I didn’t have time to study her because the screen flicked off and I caught movement out of the corner of my eye. My head whipped around and I saw a lone man rushing toward us. I trained my gun on him, but just as I was about to fire he raised his gun and sprayed our bush with gunfire. He must have seen our exchange with the other team. I took aim but lost it as he ducked behind a tree. I sighed. He wouldn’t be making the same mistake as the other man had.
“Abbie,” I said, she turned her head to me, “I need you to cover me, and every time that man sticks his head out I want you to fire two bursts at him ok?”
She nodded and I carefully left the safety of the bush. I did an army crawl to the bottom of the incline until I reached the cover of a tree. Then I moved up into a squat. The crack of gunfire echoed across the stadium. The guy had tried to stick his head around his tree. Then gunfire sounded again, this time from the opposite direction, not from Abbie or the other man…the other groups were skirmishing as well. I carefully began to move around the man’s tree. It wasn’t the easiest thing to not make noise and I constantly had to watch my back as I heard gunfire from the other two teams and occasionally the two, short bursts from Abbie. Eventually I got to a point where I had a clear view of the man.
I carefully raised my rifle and fired. I hit the man in the face. He flinched heavily away and tried to move around the tree, only to be nailed in the chest once, twice, three times in the chest by Abbie. The man staggered but didn’t fall. He raised his gun toward Abbie and was about to fire when I hit his legs. He fell over and blacked out. I smiled as the medics came and motioned for Abbie to quickly follow. She hurried down out of the bush and followed me as I moved toward the gunfire.

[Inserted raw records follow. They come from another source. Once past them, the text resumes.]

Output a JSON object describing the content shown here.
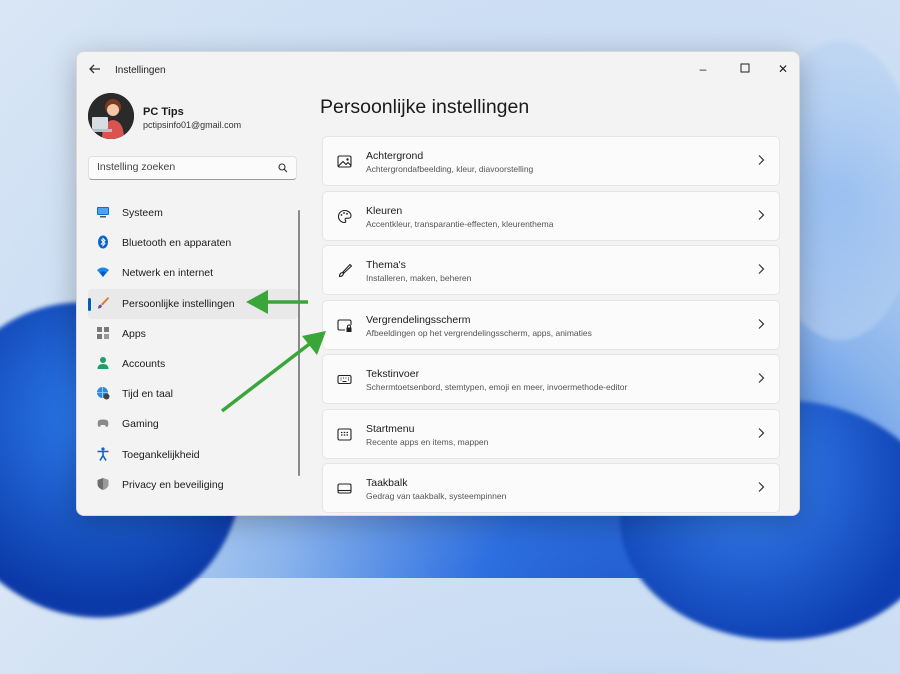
{
  "colors": {
    "accent": "#005fb8",
    "annotation_arrow": "#3aa63a"
  },
  "window": {
    "title": "Instellingen",
    "back_icon": "arrow-left-icon",
    "controls": {
      "minimize": "–",
      "maximize": "☐",
      "close": "✕"
    }
  },
  "user": {
    "name": "PC Tips",
    "email": "pctipsinfo01@gmail.com"
  },
  "search": {
    "placeholder": "Instelling zoeken",
    "icon": "search-icon"
  },
  "sidebar": {
    "items": [
      {
        "label": "Systeem",
        "icon": "monitor-icon",
        "active": false
      },
      {
        "label": "Bluetooth en apparaten",
        "icon": "bluetooth-icon",
        "active": false
      },
      {
        "label": "Netwerk en internet",
        "icon": "wifi-icon",
        "active": false
      },
      {
        "label": "Persoonlijke instellingen",
        "icon": "paintbrush-icon",
        "active": true
      },
      {
        "label": "Apps",
        "icon": "apps-icon",
        "active": false
      },
      {
        "label": "Accounts",
        "icon": "person-icon",
        "active": false
      },
      {
        "label": "Tijd en taal",
        "icon": "globe-clock-icon",
        "active": false
      },
      {
        "label": "Gaming",
        "icon": "gamepad-icon",
        "active": false
      },
      {
        "label": "Toegankelijkheid",
        "icon": "accessibility-icon",
        "active": false
      },
      {
        "label": "Privacy en beveiliging",
        "icon": "shield-icon",
        "active": false
      }
    ]
  },
  "main": {
    "title": "Persoonlijke instellingen",
    "cards": [
      {
        "title": "Achtergrond",
        "desc": "Achtergrondafbeelding, kleur, diavoorstelling",
        "icon": "image-icon"
      },
      {
        "title": "Kleuren",
        "desc": "Accentkleur, transparantie-effecten, kleurenthema",
        "icon": "palette-icon"
      },
      {
        "title": "Thema's",
        "desc": "Installeren, maken, beheren",
        "icon": "brush-icon"
      },
      {
        "title": "Vergrendelingsscherm",
        "desc": "Afbeeldingen op het vergrendelingsscherm, apps, animaties",
        "icon": "lock-screen-icon"
      },
      {
        "title": "Tekstinvoer",
        "desc": "Schermtoetsenbord, stemtypen, emoji en meer, invoermethode-editor",
        "icon": "keyboard-icon"
      },
      {
        "title": "Startmenu",
        "desc": "Recente apps en items, mappen",
        "icon": "start-menu-icon"
      },
      {
        "title": "Taakbalk",
        "desc": "Gedrag van taakbalk, systeempinnen",
        "icon": "taskbar-icon"
      }
    ]
  }
}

We arrived just in time to see one woman take down a man. They were both alone, and the girl’s voice proclaimed that there were only one and a half groups on the field. That meant the woman and us. I watched as the woman (she must have heard our gunfire farther back) started right out in the open and headed to the place I estimated our little bush was. I lifted my gun, fired, and watched as her legs flew out from under her. Immediately I was on top of her with my gun trained on her chest as it rose and fell jerkily. She raised her hands in surrender and a gong went off.
“The winners are Zach and Abbie!” the screen informed us excitedly. I smiled and took my off of the woman. I offered her my hand to help her up and she took it gratefully then limped dejectedly away.
“Why did you do that?” Abbie asked jealously.
“What?” I asked, perplexed.
“Give her your hand!”
“Oh!” I almost laughed and threw my arms around her. “It’s called good sportsmanship, and it is one of the things that motivated me to go to you in the van. So be grateful.”
Abbie looked somewhat suspicious, but she let me hug her and then lead her to the man who had sent us over here when we had first arrived.